Закинул карабин за спину, повернулся и быстро пошел прочь. Но ствол продолжал свистеть. Когда Папашин с испуганными гостями садился в джип, зазвонил сотовый телефон:
— Ович, беда! — кричал управляющий. — Горим, Ович!
Дружно, разом загорелись все охотничьи магазины, разбросанные по городу. Минута в минуту. Выгорели — быстро, шумно, с тарарахом — дотла.
Каким-то чудом от семи магазинов сохранилось лишь чучело медвежонка, забавного малыша, стоящего в грозной позе на задних лапах.
В метрах пятнадцати от остановки горел джип, размерами превосходящий средний танк.
Обычно возле потерпевших аварии иномарок собиралась злорадствующая толпа потомственных пешеходов.
Но на этот раз у людей, ждущих общественный транспорт, это событие особого интереса не вызывало. Лишь пенсионер с видом японца, наблюдающего за цветением сакуры, гадал — загорится ли ветка тополя, под которой полыхал джип? Листья пожелтели от жара, но пламя не доставало их.
Принцип грустной красоты.
Автобусы объезжали горящую машину. Двери со скрежетом раскрывались, и горластые кондукторы, как принято в южных городах, азартно рекламировали маршрут. Пассажиры втискивались в салон и уезжали по своим делам. Так обыденно и спокойно, словно ежедневно на этом месте сгорало по иномарке.
Водитель, с отрешенным видом контуженого артиллериста отвернувшись от пожара, пытался дозвониться до кого-то по мобильному телефону.
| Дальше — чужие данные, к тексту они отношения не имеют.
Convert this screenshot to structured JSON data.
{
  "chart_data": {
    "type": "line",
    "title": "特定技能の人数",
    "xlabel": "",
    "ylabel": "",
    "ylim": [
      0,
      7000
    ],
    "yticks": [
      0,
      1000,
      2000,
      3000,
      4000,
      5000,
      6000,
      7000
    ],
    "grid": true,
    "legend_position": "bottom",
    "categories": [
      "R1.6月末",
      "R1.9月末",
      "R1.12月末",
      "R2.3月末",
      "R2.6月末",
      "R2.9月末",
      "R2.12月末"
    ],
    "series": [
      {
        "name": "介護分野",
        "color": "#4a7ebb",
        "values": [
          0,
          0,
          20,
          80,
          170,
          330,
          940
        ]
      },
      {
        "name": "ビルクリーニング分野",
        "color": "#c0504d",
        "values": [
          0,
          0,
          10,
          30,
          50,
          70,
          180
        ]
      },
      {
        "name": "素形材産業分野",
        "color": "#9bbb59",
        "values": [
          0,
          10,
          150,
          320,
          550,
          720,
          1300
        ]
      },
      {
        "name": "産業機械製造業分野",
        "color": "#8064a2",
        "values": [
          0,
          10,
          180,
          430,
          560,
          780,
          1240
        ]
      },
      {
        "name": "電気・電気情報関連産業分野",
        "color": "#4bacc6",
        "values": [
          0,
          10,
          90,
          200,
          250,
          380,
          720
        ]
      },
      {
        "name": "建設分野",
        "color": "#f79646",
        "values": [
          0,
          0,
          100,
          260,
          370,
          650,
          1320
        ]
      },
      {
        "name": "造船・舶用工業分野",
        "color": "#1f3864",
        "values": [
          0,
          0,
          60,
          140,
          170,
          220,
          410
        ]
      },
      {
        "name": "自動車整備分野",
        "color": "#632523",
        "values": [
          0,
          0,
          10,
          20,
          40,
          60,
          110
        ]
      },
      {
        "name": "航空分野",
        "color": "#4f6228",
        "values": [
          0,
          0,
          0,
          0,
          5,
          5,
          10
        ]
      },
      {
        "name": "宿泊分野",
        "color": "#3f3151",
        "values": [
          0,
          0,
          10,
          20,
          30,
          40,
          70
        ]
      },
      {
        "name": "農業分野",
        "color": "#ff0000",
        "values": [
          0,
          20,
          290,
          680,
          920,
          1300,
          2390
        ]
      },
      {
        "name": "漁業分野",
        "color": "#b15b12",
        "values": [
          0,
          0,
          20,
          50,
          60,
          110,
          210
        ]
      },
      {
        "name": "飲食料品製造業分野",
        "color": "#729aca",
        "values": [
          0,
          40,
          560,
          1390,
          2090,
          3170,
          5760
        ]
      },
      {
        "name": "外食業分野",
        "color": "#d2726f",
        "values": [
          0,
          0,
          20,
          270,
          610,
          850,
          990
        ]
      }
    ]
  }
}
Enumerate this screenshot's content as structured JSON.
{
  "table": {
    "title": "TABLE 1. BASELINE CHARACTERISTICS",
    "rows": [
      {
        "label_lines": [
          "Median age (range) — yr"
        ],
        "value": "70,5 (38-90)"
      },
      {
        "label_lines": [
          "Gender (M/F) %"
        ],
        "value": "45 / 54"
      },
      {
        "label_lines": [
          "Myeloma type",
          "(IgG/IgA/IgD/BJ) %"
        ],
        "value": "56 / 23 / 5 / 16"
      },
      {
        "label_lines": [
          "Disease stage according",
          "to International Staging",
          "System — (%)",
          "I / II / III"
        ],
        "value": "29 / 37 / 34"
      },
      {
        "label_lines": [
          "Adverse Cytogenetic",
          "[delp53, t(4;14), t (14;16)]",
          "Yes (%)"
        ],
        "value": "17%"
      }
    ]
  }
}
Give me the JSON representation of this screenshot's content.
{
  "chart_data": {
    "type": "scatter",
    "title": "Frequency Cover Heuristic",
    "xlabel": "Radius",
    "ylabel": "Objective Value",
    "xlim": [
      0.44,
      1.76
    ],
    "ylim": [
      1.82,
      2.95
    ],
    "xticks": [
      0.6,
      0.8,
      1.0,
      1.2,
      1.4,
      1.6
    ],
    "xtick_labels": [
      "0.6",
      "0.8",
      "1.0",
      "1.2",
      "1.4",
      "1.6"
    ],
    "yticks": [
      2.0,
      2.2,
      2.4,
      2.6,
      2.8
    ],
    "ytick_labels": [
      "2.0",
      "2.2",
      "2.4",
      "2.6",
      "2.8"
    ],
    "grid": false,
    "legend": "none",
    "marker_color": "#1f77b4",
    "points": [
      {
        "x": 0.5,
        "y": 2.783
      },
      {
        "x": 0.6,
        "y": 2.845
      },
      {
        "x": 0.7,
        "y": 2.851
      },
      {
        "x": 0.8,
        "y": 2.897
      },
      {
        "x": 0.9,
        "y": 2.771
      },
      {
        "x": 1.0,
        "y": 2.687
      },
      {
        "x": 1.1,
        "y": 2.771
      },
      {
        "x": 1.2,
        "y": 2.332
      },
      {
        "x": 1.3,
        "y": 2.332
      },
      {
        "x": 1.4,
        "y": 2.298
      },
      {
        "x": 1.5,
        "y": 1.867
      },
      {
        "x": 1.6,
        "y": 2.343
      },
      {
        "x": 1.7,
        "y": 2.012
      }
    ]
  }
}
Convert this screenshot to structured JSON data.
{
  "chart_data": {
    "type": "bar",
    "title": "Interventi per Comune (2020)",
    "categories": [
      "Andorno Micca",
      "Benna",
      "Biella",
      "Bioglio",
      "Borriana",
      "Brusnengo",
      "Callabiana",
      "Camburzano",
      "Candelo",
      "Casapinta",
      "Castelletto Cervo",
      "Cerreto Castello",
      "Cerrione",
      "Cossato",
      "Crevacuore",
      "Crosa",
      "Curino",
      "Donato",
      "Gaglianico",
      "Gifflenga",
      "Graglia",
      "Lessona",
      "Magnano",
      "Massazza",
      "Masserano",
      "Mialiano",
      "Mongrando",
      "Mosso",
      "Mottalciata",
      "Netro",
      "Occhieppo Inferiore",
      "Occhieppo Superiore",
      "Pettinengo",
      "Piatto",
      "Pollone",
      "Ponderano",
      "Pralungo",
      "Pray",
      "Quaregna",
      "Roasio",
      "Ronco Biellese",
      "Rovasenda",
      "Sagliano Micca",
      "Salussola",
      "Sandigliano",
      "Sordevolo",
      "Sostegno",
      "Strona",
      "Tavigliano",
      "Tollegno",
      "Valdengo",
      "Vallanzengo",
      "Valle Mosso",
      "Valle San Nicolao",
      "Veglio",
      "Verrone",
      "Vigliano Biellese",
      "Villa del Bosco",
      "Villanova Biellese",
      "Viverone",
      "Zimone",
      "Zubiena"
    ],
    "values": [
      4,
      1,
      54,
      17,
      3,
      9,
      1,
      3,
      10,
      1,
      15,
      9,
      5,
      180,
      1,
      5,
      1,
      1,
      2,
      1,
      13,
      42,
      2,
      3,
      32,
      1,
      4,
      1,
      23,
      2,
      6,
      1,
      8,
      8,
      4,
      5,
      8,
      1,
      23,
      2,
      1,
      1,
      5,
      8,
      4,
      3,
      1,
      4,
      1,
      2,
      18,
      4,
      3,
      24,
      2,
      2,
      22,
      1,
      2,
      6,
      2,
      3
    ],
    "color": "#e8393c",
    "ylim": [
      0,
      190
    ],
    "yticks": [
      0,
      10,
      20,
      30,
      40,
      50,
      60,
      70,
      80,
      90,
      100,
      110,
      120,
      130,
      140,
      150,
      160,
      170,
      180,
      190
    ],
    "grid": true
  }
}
Лицо его было спокойно, но колени дрожали. Видимо, дрожали и руки. Ему никак не удавалось набрать нужный номер. Он чертыхался и набирал снова.
Его подруга набирала в пластмассовую бутылку из мелкого, забитого мусором арыка грязную воду и плескала ее в открытую дверь салона, словно в гудящую деревенскую печь.
Горя их никто не разделял и на помощь не спешил.
Сирена пожарной машины, застрявшей в пробке на параллельной улице, уже давно тоскливо трубила осенним изюбрем.
Наконец пожарные прорвались. Быстро и скучно затушили практически выгоревшую машину и уехали на очередной пожар.
Подъехал эвакуатор. Погрузил и увез сгоревший остов. С него густо летела шелуха растрескавшейся краски. Остов закопчен, а шелуха белая, как снег.
Лужа, запах бензина и гари. Смерть джипа была так же обыденна, как и смерть человека.
Время от времени в городе случались пожары.
Горели дома. Горели и автомобили.
И это никого не удивляло. Пока в одну ночь ни выгорели дотла четыре автостоянки и один автомобильный рынок. Город пропах жженой резиной. Не самый приятный аромат. Хотя и до этих событий город не благоухал.
Все чаще машины без видимых причин загорались средь бела дня.
Стоит себе в пробке, стоит, и вдруг — вспыхивают одновременно все пять колес, включая запасное. Бросай машину и спасайся, пока огонь не добрался до бензобака. Беспомощные соседи по пробке с ужасом смотрят на факел. Бесполезно выбираться из этих торосов. Иномарки самых отчаянных уже скособочились по арыкам. Остается надеяться, что пробка чудом рассосется, хлынет ливень или к горящей машине пробьются пожарные и не дадут огню распространиться.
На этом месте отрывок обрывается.